The US National Bureau of Economic Research has published the most extensive study to date on the use of artificial intelligence by international companies.
Economists from the US and British central banks and Stanford University surveyed 6,000 senior managers in the corporate sector across the US, UK, Germany and Australia.
The result: Even after three years of access to AI, companies report that artificial intelligence has had a negligible impact on their productivity and employment. More than four-fifths of those surveyed admitted that AI has not affected these two factors in their organisations.
Companies expect a more significant impact over the next three years. However, the outlook remains modest. Productivity is projected to rise by 1.4 per cent, production by 0.8 per cent, and employment to fall by 0.7 per cent.

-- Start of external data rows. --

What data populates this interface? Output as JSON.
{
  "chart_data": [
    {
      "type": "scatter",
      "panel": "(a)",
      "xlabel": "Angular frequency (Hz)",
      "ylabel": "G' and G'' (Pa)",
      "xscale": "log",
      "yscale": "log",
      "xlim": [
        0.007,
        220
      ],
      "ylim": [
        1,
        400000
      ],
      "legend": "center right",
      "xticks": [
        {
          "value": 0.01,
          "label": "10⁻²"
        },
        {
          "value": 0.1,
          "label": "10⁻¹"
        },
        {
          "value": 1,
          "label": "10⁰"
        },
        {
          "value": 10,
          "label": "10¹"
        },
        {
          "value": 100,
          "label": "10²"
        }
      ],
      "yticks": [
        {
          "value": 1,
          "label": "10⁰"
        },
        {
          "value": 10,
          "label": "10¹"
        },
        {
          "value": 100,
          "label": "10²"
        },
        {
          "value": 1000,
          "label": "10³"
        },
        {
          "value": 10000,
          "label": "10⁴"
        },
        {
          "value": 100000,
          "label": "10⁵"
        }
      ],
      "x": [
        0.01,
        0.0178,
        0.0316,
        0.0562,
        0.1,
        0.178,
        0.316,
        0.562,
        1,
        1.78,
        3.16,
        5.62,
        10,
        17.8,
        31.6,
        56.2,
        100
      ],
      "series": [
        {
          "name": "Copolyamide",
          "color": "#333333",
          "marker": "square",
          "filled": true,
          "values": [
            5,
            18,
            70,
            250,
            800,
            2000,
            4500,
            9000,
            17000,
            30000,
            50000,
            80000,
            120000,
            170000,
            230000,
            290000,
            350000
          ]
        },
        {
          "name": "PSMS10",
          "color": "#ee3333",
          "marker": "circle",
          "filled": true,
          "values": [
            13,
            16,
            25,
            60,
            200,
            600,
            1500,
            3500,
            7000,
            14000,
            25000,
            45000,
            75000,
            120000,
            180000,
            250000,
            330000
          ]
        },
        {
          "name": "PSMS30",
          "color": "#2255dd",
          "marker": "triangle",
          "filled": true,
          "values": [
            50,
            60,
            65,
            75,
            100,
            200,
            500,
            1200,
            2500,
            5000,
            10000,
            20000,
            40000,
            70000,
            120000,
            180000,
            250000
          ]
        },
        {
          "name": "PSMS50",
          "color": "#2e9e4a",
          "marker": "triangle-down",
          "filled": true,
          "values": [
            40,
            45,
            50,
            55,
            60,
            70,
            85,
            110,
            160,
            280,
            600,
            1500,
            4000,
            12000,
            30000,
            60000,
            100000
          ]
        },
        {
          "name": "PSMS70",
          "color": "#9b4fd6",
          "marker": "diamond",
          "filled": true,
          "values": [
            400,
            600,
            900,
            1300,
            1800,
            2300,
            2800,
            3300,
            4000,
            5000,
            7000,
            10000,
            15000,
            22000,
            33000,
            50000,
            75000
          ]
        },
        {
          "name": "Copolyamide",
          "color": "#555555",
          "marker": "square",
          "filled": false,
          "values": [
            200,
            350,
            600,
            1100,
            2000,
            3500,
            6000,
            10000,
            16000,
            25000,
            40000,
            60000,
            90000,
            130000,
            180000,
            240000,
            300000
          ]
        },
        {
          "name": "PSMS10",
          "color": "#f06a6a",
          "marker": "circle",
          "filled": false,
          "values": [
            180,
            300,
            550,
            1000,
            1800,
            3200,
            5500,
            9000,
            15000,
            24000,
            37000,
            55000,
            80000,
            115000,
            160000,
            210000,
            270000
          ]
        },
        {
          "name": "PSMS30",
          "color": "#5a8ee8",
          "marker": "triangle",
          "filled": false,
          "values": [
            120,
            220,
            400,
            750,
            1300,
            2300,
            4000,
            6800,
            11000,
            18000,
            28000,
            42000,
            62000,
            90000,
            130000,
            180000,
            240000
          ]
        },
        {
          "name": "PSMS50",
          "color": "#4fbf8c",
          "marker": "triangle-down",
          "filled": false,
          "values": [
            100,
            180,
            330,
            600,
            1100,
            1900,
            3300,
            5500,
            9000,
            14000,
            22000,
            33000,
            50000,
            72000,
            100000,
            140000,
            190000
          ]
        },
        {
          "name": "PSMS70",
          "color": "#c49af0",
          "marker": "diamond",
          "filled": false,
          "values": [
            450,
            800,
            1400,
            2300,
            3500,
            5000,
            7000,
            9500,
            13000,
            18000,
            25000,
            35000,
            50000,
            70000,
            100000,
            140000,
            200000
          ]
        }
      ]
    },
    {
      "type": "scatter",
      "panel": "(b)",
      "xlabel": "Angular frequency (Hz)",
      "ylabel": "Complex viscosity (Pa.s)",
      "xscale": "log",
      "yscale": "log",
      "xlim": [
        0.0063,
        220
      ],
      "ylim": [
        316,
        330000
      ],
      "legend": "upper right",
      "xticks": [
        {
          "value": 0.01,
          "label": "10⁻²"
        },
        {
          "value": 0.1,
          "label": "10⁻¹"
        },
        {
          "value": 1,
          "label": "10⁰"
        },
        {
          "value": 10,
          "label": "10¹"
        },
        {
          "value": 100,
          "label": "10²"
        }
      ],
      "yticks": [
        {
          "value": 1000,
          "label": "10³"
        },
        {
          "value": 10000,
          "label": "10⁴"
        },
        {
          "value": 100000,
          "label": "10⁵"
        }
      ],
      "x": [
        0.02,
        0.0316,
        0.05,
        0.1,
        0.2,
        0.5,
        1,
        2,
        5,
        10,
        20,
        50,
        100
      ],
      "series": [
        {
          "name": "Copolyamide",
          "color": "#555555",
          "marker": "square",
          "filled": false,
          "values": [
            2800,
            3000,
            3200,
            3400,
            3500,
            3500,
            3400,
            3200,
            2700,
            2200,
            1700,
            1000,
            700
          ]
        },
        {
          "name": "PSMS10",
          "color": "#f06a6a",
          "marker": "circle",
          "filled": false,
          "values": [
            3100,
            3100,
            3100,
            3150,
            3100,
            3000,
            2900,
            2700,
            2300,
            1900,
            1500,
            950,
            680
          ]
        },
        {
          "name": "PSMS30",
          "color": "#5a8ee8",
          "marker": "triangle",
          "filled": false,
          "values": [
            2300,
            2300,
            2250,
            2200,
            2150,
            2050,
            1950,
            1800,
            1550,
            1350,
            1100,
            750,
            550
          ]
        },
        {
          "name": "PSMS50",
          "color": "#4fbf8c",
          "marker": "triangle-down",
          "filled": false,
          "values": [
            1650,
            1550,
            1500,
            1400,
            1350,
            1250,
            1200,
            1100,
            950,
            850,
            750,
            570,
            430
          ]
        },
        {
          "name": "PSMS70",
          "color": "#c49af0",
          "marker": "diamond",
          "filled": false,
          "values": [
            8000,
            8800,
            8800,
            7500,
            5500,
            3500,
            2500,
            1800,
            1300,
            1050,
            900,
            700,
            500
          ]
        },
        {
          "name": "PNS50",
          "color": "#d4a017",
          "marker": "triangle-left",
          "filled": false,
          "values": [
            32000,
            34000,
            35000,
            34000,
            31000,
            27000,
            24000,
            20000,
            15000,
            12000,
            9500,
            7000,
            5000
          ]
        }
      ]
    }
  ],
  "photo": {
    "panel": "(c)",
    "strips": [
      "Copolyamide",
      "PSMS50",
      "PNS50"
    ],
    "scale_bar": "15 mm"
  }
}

Employees involved in the survey saw things differently, predicting that AI will instead increase employment by 0.5 per cent.
Debt-fuelled AI boom meets investor doubt
The leaders in the AI sector, Amazon, Alphabet, Meta, Microsoft and Oracle, plan to borrow heavily for AI investments this year, with amounts approaching, for example, the annual GDP of the Czech Republic. Yet the market is increasingly sceptical about whether such vast investments, funded by massive debt, will yield satisfactory returns.
This may explain why social networks have recently been flooded with widely shared, obviously PR-driven posts presenting new versions of chatbots as revolutionary breakthroughs, even though previous versions were not. The public is being kept in suspense.
A few days ago, a dystopian report by the little-known company Citrini Research, which seeks to 'cheer on' AI in its own unusual way by predicting a gloomy impact on employment as early as 2028, succeeded in doing just that. Fear, like greed, remains a powerful market emotion.
Although without a true breakthrough or a qualitative improvement in AI capabilities, it is unlikely that we will see a significant rise in the shares of the major industry leaders or companies such as Nvidia.